Damovo
- Type: Private company
- Industry: Telecommunications
- Founded: 2001 in Düsseldorf, Germany
- Owner: Global Growth

= Damovo =

Damovo is a multinational technology services company headquartered in Europe. It provides solutions in unified communications and collaboration, enterprise networks, cybersecurity, contact centers, cloud services, and global managed services. The company operates across Europe, the Americas, and the Asia–Pacific region, offering support in more than 150 countries through partnerships with vendors including Avaya, Cisco, Microsoft, Extreme Networks, Genesys, and Mitel. Damovo originated in 2001 as a spin-off from Ericsson’s direct sales and service operations and has expanded internationally through acquisitions and investment.

== History ==
Damovo was formerly a division of the Swedish telecoms group Ericsson. In 2001, the London-based Apax Partners acquired and spun off the direct sales and service operations division into a separate company in a management buy out led by Pearse Flynn. At the time Damovo was based in Glasgow, Scotland. Flynn was chief executive of the company until 2003. In December 2006, Apax handed over its entire equity stake in the company to its creditors.

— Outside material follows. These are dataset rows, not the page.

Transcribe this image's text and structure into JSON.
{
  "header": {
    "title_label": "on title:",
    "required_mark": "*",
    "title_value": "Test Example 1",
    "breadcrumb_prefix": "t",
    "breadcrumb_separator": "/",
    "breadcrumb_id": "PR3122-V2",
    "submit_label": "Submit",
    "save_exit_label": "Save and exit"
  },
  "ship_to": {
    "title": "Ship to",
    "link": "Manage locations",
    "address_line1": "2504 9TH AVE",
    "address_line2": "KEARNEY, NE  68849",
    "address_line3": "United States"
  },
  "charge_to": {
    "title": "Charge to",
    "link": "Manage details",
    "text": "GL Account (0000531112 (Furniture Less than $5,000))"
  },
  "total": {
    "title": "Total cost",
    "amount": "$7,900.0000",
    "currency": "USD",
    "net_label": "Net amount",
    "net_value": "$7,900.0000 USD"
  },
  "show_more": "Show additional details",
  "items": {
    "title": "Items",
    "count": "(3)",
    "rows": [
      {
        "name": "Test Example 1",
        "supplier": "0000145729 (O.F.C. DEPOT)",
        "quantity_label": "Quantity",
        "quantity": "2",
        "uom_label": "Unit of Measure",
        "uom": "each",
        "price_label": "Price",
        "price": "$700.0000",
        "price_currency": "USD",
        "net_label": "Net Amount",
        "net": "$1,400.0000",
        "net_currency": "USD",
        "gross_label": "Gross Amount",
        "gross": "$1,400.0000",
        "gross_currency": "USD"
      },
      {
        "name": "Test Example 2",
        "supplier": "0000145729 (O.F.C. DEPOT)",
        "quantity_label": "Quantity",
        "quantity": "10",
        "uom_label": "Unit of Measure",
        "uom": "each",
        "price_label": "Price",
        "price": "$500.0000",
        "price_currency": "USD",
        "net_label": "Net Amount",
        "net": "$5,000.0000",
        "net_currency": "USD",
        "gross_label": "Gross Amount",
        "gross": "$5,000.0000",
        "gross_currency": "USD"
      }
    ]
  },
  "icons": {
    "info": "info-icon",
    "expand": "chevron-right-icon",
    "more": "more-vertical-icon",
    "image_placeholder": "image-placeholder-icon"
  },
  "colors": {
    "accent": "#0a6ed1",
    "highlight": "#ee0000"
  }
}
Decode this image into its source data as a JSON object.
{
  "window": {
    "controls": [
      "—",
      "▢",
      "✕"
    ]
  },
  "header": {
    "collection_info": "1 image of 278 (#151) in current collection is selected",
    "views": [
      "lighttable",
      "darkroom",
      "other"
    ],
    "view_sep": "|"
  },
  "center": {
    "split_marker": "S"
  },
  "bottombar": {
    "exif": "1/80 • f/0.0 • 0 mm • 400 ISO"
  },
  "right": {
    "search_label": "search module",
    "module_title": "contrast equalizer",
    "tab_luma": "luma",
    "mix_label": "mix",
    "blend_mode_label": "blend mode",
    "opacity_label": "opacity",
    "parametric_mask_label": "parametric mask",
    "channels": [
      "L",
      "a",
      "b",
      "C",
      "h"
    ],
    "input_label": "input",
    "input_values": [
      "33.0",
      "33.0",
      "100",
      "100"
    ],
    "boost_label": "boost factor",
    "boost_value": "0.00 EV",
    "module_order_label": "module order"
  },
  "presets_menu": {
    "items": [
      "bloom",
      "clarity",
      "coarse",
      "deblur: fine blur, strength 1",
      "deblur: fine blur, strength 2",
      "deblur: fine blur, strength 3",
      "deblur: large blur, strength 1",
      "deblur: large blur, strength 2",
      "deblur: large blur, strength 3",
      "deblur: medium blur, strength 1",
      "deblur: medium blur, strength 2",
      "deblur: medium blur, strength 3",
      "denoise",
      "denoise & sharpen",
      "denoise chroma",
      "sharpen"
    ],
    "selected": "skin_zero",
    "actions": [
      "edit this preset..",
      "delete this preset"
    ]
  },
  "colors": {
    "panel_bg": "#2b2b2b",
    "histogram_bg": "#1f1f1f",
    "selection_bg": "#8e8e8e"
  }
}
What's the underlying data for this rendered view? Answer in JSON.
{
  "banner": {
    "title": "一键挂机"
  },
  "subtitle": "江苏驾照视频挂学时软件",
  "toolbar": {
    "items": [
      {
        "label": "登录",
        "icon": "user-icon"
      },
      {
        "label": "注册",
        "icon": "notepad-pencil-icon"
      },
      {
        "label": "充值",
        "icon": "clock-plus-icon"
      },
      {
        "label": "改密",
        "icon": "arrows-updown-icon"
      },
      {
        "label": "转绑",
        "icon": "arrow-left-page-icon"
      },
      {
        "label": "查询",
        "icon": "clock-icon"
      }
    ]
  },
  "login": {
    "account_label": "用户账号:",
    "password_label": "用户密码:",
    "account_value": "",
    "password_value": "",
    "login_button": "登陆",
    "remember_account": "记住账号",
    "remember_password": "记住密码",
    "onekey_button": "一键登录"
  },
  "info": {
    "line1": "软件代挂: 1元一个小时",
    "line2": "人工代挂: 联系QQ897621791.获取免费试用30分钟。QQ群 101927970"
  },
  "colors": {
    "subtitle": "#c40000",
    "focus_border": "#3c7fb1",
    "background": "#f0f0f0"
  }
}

In January 2015, Damovo Europe was acquired by Oakley Capital Equity II. Matthew Riley, founder of the Daisy Group, was appointed Executive Chairman. Damovo UK was also acquired by Daisy in a separate deal.

In August 2015, Damovo acquired the voice and unified communications business of Centre de Télécommunications et Téléinformatiques Luxembourgeois (CTTL) in Luxembourg. This was the first acquisition by Damovo, since it was acquired by Oakley Capital earlier in the year.

In November 2016, Damovo completed the acquisition of Netfarmers GmbH – a Germany-based company focused in unified communications, security and networking. In June 2017, Damovo acquired of Swiss-based Voice & Data Network AG (Vodanet).

Damovo was acquired by the American investment fund Global Growth in July 2018.